Read the Bain Report: Customers Know What They Want. Are Insurers Listening?
Read the transcript below.
ANDREW SCHWEDEL: Insurance customers have pretty simple needs. They want a good variety of products at reasonable prices, and they want a simple, hassle-free experience. In spite of these needs, we found that most companies are not really serving those customers that well today.
We just completed our fourth annual global insurance loyalty survey, looking at 174,000 customers across 18 countries. And we find, again, fairly little differentiation among carriers. There are a few mostly mutual companies around the world that have tended to outperform by 10 or 20 points year in and year out. But by and large, most insurance companies are competing largely on price, and view the business—and the customers view it—as a fairly commoditized business. And this has left the insurance companies vulnerable to attack from a variety—an increasing variety—of insurgents.
One of the interesting findings in this year's report was that anywhere from 50% to 100% of customers around the world are open to buying insurance from a player outside the industry.
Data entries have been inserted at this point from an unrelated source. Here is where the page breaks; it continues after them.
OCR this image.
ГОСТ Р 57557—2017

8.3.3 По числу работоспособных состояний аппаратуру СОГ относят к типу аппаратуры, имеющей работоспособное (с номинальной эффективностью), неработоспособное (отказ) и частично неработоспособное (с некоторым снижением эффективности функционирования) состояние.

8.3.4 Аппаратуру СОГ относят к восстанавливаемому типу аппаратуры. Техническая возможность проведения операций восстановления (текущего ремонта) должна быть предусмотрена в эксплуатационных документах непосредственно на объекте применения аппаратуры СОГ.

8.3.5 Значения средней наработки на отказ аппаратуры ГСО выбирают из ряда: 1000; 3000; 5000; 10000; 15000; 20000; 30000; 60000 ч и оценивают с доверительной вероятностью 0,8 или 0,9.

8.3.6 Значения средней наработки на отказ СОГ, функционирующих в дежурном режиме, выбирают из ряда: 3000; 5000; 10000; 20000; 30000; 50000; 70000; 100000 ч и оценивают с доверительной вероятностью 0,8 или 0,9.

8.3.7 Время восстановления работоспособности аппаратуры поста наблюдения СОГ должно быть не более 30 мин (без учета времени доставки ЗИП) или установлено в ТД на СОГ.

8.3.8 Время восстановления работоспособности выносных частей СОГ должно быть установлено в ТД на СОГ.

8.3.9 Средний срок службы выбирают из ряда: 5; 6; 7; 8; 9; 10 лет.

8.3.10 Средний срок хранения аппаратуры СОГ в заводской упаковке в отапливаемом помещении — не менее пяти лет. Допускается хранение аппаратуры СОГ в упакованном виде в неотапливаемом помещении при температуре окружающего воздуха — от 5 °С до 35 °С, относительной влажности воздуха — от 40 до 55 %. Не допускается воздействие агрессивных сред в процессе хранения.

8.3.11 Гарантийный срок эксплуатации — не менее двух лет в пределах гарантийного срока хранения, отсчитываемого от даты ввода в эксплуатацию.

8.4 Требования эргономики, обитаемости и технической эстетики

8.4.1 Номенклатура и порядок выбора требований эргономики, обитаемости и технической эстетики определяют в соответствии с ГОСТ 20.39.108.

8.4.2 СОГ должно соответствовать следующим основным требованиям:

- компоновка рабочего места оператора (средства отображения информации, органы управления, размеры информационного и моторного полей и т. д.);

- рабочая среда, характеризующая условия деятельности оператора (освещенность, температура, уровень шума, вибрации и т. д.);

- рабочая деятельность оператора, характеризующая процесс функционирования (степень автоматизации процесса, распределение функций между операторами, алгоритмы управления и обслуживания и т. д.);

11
Increasingly, that's a big tech company. In the US, we found 60% of all customers and 80% of millennials are open to buying coverage from outside the industry. And this is, in part, due to the increasing importance of digital.
We see digital—and especially mobile—usage exploding year over year. In the US, it was up over 70%—mobile usage up over 70%. In China, the majority of customers are now interacting with their insurance company on a mobile channel. And insurance companies have invested in the mobile and digital experience, but they haven't really re-engineered all their processes. They haven't simplified the processes and the products. And it just doesn't work in the way the customers have grown used to outside the insurance industry.
So what must insurance companies do to really respond to the threat? Three things. The first is to just ensure that they're excelling at the core basic business: high-quality products that work, delivery that is effective and flawless every time. But the second thing is to try to find ways to deepen and extend relationships with customers, and we call this a set of ecosystem services.
Insurance is and remains a fairly low-touch business. But increasingly, we see carriers finding ways to interact more with customers, offering roadside assistance, health alerts, discounts on additional services around the product. And these things can help, if done well, deepen relationships and increase loyalty. And the third thing is really to build an innovation engine and make that a core part of the company's DNA, really starting with a customer-first mindset.